I love everything about Saratoga, the 139-year-old track in upstate New York. It is the Wrigley of raceways, or would be if it weren't a half century older than the ballpark.
I love that every two patrons entering its grounds carry a heavy cooler between them, so that they look like pallbearers at a midget's funeral. I love the press box, which installed a men's room in 1978 and a ladies' room in 1998, a twenty-year interval in which women were asked, if you don't mind, to hold it a little longer. And I love that the only acknowledgment of a larger world beyond the track are the four sentences—out of 116 pages—that the Daily Racing Form devotes to nonequine news. On this day, opposite a long story on the forthcoming Best Pal Stakes, is a minuscule item headlined RUSSIAN COPTER CRASH KILLS 80.
Mayflies live for a single day, cherry blossoms bloom for but seventy-two hours, and Saratoga is open for racing only six weeks every summer, until Labor Day. Which is why, every August, the population of Saratoga Springs triples to seventy-five thousand and local channel 12 is devoted entirely to horse racing—reverential, low-budget, oddly hypnotic coverage playing without end. "It's like Bulgarian cable television," says New York Times racing writer Joe Drape, seated at the bar of the Spring Water Bet and Breakfast, a horseplayer's hostel a block from the track. After a full day of racing in the East the TV above the bar is tuned to action from Del Mar near San Diego. (Hours after those races end, live racing from Australia is carried in some of New York City's Off-Track Betting parlors, whose clientele is every bit as male as the priest-hood, and more celibate.)
In the thirty-minute eternity between races at Saratoga, every walk of chain-smoking humanity watches televised simulcasts from Monmouth Park and Delaware Park while seated in row upon row of red, molded-plastic chairs bolted to the concrete behind the grandstand.
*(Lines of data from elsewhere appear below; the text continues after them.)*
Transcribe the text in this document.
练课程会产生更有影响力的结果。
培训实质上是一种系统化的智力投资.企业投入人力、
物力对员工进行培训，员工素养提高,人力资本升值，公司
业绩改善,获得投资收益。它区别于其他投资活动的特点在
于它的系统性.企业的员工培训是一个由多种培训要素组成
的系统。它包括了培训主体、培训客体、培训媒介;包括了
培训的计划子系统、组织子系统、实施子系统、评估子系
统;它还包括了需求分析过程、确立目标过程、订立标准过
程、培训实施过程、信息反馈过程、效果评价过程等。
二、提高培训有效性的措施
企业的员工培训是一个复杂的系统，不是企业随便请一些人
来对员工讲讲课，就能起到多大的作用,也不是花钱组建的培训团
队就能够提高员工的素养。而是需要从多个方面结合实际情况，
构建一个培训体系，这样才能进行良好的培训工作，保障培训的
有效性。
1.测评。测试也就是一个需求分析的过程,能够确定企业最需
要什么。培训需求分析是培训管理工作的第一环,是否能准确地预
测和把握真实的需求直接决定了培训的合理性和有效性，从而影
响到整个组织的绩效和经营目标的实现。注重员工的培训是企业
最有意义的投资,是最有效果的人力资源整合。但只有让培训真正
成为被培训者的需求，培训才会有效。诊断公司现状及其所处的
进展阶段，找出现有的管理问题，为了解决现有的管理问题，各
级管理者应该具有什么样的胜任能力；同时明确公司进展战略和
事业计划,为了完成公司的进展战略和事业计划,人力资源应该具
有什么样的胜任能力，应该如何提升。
It resembles the departure lounge at Indira Gandhi International Airport. Seating is almost impossible to come by, and when someone steals your chair here, he does so literally; a track employee, at an information kiosk, has her stool bicycle-chained to the table at which she sits. As for the unreserved seating along the rails, a courtly sign says: PLEASE DO NOT REMOVE BENCHES. It was necessitated, I like to think, by an unlucky bettor who figured that if he had to sleep on a park bench for the rest of his days, he might as well take one with him.
Make no mistake, races are especially hard to handicap at Saratoga, the Graveyard of Favorites. Man o' War suffered the only loss of his career here in 1919, beaten by Upset, who gave the upset its name. Hence the local lust for knowledge remains astonishing. "You're from Sports Illustrated?" says the high school kid slinging wieners at the Nathan's Famous stand, eyeing the credential around a writer's neck. "Then maybe you know: Whatever became of Lemon Drop Kid?" ("He's a horse," you want to reply. "What could he possibly be doing now—selling real estate?" But you don't, because his enthusiasm is infectious.)
And so we stand in line at the ticket windows, the idle rich and the idle poor, poring over tout sheets and the DRF, intoxicated by tips like "intriguing" and "dangerous" and "has a shot"—the same vague, could-mean-anything adjectives found in horoscopes and weather forecasts and Magic 8 Balls. But I don't realize that until after the race, when my losing ticket has been torn into ticker tape and tossed to the wind. Oh, well. The track can take your money, but it cannot take your dignity.
Or can it? Moments later, realizing the ticket is a business expense, I am on all fours, gathering the pieces, a confetti that now fills my pockets. I feel like Rip Taylor. The pieces will be assembled, mosaic-style, and filed with my next expense report.
But profit is hardly the point of Saratoga. Take a walk around the grounds, past the paddocks, to the famous Big Red Spring, where water pours perpetually from three spigots in a fountain that resembles Caligula's birdbath. Though the water tastes heavily of minerals—imbibing it is like sucking on a rock—retirees in cataract-surgery sunglasses drink it down lustily from paper shot glasses of the kind you get at the dentist. To judge by their expressions, they are happy citizens of Horse-opolis, and the spring is a fountain of youth.
A gentle breeze sends pari-mutuel tickets lazily cartwheeling across the concourse and tickles the toupee of the railbird next to me. For the moment—with a Furlong Frank in one fist, an oil can of Foster's in the other, and a "promising" horse in the seventh race—there really is no place on earth I'd rather be.